Brzezinski, who served under Democratic President Jimmy Carter, urged Donilon to stretch beyond his past experience as a manager of the foreign-policy process: “I don’t believe the central role of the national security adviser is to make the trains run on time. It’s much more a matter of deciding what the schedule ought to be, and where the trains should be heading.” The adviser’s job is to “flesh out” ideas into a strategy, argued Brzezinski, and then “supervise, coordinate and enforce” its implementation.
Both Scowcroft and Brzezinski credited Gen. Jim Jones, who recently announced his departure, for trying to create an effective policy structure. Brzezinski said Jones’ authority had been limited by the “intrusion of top domestic political advisers,” which had reduced his effectiveness.
“Obama has suffered in foreign policy by having to focus so much on the economic crisis,” said Scowcroft, who served as national security adviser for Republican Presidents George H.W. Bush and Gerald Ford.
I asked Scowcroft and Brzezinski to sit down for a brief reprise of the discussions we had in 2008 that resulted in a book called “America and the World: Conversations on the Future of American Foreign Policy.” What struck me this time was that the bipartisan agenda they framed two years ago was still mostly valid. Although Obama nominally supported most elements of this strategy, he hasn’t been able to advance it very far.
The former advisers agreed that Obama’s biggest strategic success had been his engagement of Russia. “The ‘Russia reset’ worked well,” said Scowcroft. “It caught the essence of what the problem was.”
The two men cited the Israel-Palestinian peace process as Obama’s most important unfinished business. Both have argued often that the president should have started by outlining the basic parameters for a Palestinian state, as they have emerged in negotiations over the past 40 years.

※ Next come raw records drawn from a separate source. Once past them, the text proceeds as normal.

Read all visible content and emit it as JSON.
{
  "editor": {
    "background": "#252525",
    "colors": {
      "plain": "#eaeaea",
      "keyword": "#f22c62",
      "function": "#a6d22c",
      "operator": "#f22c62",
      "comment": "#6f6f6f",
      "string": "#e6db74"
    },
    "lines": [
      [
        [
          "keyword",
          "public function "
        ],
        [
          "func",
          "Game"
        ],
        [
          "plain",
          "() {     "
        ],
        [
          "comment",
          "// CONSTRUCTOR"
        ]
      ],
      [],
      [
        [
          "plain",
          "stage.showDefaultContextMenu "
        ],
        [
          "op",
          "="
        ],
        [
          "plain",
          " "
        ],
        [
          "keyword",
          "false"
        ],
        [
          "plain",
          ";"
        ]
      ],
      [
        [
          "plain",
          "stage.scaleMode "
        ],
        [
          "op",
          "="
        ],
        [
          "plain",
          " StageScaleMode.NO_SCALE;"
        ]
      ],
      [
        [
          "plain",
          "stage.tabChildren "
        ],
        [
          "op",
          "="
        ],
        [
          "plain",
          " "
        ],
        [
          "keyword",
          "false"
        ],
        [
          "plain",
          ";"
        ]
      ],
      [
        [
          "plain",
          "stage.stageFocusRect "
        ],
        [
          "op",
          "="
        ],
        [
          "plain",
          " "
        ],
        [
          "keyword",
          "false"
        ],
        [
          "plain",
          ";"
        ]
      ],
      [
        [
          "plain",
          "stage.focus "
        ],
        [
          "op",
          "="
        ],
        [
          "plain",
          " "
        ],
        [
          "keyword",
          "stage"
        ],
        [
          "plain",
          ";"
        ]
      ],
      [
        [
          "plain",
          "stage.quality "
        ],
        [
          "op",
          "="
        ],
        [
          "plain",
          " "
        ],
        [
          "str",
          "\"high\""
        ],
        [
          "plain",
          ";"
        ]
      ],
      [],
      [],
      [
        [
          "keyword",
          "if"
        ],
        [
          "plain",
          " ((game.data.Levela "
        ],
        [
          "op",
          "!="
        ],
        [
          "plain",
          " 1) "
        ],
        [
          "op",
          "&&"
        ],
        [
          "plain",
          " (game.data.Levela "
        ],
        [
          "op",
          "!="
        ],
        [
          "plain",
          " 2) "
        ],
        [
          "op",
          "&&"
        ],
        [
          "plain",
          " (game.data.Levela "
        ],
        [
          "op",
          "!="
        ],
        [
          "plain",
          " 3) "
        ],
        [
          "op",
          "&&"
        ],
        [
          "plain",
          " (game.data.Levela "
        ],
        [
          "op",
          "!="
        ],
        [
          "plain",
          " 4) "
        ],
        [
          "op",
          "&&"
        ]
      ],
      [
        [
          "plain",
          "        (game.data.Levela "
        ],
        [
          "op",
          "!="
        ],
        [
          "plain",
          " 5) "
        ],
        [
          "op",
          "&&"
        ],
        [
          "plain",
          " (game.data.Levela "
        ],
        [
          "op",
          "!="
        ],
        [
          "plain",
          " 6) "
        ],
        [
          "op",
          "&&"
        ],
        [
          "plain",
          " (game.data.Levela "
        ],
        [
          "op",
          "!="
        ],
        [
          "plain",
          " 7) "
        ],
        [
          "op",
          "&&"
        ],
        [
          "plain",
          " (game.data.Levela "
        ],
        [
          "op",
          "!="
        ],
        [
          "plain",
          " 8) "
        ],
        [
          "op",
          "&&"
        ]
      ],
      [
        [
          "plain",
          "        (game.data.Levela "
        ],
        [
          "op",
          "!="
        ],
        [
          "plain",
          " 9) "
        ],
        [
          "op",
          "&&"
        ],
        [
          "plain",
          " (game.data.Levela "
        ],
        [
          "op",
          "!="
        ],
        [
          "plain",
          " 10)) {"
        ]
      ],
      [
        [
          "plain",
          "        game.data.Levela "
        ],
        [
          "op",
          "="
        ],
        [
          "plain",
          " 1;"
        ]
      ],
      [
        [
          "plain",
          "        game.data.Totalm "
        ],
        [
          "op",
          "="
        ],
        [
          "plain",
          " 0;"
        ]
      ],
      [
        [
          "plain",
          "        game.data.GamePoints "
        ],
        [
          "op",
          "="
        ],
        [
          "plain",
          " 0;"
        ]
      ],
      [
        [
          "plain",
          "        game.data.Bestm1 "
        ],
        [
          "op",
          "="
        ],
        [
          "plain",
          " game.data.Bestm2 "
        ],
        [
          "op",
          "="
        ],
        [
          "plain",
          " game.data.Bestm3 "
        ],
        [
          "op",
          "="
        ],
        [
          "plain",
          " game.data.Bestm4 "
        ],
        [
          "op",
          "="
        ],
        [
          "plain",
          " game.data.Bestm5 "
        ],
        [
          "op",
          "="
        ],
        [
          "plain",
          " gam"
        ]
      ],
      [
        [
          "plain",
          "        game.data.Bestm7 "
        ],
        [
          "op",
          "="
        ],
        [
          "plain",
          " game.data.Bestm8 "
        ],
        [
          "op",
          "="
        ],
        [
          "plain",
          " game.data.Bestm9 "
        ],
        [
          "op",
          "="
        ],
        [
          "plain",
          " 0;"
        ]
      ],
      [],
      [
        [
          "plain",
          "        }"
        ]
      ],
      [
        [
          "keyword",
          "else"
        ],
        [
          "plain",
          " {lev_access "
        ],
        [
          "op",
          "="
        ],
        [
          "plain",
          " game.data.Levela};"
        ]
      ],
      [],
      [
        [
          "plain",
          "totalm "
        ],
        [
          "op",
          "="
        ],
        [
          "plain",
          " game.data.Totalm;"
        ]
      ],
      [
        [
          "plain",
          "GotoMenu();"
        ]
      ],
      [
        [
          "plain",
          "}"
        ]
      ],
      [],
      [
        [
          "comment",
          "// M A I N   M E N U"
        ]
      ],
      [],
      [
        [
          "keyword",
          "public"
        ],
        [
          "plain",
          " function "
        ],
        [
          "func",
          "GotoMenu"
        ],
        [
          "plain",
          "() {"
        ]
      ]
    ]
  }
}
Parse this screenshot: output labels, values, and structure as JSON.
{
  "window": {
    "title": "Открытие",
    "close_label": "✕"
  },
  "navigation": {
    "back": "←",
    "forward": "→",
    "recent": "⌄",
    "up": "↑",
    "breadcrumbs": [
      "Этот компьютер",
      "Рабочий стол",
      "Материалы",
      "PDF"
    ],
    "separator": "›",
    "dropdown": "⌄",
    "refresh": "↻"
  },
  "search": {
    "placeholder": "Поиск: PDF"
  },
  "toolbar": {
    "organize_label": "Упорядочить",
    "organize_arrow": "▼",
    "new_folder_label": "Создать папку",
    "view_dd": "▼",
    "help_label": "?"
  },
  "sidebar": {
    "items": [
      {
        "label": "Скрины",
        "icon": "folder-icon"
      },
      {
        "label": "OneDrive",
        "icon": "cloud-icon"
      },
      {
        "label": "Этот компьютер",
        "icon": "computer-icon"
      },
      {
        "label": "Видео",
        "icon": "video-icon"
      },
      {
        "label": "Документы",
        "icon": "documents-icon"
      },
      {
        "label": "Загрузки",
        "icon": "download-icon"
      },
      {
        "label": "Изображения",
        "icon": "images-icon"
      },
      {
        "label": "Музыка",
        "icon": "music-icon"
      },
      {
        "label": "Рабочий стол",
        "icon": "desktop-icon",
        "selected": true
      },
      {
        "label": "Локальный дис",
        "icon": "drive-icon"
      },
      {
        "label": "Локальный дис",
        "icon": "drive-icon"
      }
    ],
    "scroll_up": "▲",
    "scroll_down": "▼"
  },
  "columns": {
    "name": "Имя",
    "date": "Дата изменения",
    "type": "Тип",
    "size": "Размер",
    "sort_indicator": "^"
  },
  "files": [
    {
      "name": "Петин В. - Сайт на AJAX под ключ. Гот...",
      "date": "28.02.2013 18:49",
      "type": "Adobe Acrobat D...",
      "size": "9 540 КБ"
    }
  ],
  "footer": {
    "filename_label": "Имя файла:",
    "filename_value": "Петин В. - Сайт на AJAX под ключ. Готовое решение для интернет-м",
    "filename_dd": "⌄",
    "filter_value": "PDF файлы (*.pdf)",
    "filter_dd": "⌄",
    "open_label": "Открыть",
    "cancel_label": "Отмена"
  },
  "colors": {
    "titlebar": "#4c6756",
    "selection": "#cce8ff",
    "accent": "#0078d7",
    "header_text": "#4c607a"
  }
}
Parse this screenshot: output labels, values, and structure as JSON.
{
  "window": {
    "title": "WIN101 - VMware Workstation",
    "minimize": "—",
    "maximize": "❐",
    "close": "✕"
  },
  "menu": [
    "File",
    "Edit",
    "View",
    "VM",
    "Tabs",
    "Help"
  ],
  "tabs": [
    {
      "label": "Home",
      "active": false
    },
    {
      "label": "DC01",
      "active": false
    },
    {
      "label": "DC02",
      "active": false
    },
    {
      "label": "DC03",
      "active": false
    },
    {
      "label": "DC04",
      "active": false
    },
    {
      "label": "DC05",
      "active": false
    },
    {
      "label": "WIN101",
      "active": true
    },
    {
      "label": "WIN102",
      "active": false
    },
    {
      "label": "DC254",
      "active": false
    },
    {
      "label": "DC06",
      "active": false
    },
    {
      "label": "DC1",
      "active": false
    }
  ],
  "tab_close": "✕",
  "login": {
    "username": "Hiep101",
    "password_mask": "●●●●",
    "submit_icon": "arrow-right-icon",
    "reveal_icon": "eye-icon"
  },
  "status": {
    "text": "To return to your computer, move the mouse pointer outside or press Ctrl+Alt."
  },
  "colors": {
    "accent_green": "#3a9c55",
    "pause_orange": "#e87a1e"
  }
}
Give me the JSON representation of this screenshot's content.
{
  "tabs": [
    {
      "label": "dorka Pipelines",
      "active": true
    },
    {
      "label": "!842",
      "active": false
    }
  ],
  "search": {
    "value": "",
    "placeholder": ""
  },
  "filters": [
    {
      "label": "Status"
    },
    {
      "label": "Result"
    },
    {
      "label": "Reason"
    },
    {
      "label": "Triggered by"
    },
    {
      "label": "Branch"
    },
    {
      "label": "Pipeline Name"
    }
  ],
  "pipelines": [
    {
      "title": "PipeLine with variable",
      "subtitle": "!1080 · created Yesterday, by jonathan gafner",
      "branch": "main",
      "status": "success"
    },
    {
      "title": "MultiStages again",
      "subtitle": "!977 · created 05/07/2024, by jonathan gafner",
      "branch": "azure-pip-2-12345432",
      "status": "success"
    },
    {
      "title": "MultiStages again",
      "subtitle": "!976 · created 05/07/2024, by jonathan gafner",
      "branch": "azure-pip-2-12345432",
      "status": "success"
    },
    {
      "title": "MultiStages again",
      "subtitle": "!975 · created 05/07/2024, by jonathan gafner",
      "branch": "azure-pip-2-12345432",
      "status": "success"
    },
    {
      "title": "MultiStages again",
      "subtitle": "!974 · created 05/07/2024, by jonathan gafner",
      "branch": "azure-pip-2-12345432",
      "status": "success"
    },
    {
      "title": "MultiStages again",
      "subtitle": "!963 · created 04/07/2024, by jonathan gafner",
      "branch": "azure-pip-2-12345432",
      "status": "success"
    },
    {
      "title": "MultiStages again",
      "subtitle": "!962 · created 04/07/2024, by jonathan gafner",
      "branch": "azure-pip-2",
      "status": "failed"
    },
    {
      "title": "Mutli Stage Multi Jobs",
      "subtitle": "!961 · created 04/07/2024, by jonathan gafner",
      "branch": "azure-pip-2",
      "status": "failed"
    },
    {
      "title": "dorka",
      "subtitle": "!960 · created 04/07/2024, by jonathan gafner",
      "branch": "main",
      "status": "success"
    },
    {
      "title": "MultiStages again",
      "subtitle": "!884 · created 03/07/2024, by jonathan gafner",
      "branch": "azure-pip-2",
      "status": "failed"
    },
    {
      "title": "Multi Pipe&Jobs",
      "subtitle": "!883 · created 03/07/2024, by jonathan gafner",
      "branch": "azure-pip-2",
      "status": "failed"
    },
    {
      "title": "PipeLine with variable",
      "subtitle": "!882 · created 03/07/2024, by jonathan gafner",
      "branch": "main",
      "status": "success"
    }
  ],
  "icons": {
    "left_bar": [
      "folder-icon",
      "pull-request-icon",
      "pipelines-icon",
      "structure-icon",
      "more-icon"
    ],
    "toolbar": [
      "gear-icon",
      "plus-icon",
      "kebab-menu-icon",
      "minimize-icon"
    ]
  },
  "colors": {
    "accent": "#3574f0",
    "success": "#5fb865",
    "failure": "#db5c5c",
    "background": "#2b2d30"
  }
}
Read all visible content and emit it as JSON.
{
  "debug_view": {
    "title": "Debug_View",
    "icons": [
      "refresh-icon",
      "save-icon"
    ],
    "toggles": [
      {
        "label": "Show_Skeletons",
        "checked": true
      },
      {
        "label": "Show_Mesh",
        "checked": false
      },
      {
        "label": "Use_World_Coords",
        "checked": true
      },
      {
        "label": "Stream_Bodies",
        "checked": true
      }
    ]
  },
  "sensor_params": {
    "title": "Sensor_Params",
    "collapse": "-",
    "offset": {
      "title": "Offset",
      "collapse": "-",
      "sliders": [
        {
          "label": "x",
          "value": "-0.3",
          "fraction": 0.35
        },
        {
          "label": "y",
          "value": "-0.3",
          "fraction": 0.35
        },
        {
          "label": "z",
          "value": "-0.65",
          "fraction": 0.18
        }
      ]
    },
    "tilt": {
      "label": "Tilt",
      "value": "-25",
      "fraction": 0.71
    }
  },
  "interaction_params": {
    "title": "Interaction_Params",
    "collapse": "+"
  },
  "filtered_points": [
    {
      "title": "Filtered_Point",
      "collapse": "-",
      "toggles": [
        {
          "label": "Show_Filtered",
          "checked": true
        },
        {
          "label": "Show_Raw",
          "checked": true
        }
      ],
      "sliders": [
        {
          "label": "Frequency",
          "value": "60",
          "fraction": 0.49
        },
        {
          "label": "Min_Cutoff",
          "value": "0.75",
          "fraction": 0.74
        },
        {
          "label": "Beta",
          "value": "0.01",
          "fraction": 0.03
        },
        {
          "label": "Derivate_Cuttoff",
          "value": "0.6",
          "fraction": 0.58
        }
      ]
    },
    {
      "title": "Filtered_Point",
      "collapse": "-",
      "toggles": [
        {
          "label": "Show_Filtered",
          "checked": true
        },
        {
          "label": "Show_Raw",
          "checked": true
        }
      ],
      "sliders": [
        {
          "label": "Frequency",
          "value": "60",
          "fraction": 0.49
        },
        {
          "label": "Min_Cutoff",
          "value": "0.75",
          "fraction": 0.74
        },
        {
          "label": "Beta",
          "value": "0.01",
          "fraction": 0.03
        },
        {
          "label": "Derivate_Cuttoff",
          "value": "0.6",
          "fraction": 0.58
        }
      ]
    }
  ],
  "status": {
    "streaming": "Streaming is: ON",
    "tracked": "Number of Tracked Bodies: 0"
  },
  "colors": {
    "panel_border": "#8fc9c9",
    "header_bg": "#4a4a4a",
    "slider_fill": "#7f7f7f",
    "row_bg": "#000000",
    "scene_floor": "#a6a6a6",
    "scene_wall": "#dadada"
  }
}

Brzezinski contended that it was “pathetic” to see the U.S. making big concessions to Israel this month – ones that should be reserved for a final “grand bargain” – simply to add another 60 days to a temporary freeze on Israeli settlements. If the peace process should collapse, Scowcroft argued that it still would make sense for Obama to specify the terms of a U.S. peace plan.
What perplexed both men was the disconnect between Obama’s strategic vision and what he has actually been able to achieve. “He makes dramatic presidential speeches,” said Brzezinski, “but it’s never translated into a process in which good ideas become strategies.” One complication, both noted, was a process of “subcontracting,” in which major policy areas such as Middle East negotiations and Afghanistan-Pakistan have been handed over to special representatives.
On Afghanistan-Pakistan policy, the toughest issue facing Obama, both men favored a continuation of current strategy – with the goal of gradually negotiating a political settlement with the Taliban under a broad umbrella of regional support. As was the case two years ago on Iraq, Brzezinski favored a quicker move for the exit, while Scowcroft warned of “leaving an open, bleeding wound” with too hasty a departure.
Obama’s challenge is that he raised expectations. Recall the absurdly premature award of the Nobel Peace Prize last year. When he boldly called for a new course in the Middle East in his Cairo speech, or convened a summit of 40 world leaders to discuss nuclear non-proliferation, people around the world expected he would deliver something big. So far, they have been disappointed.
To sum up what I took away from these bipartisan gurus: Obama’s achievement is that he has reconnected America to the world. The United States was much too isolated and unpopular when he came into office. That isn’t so true now. But even though the U.S. is less hated, it may also be taken less seriously by other nations. Obama has turned the page in American foreign policy but he hasn’t written enough yet on that fresh, blank space.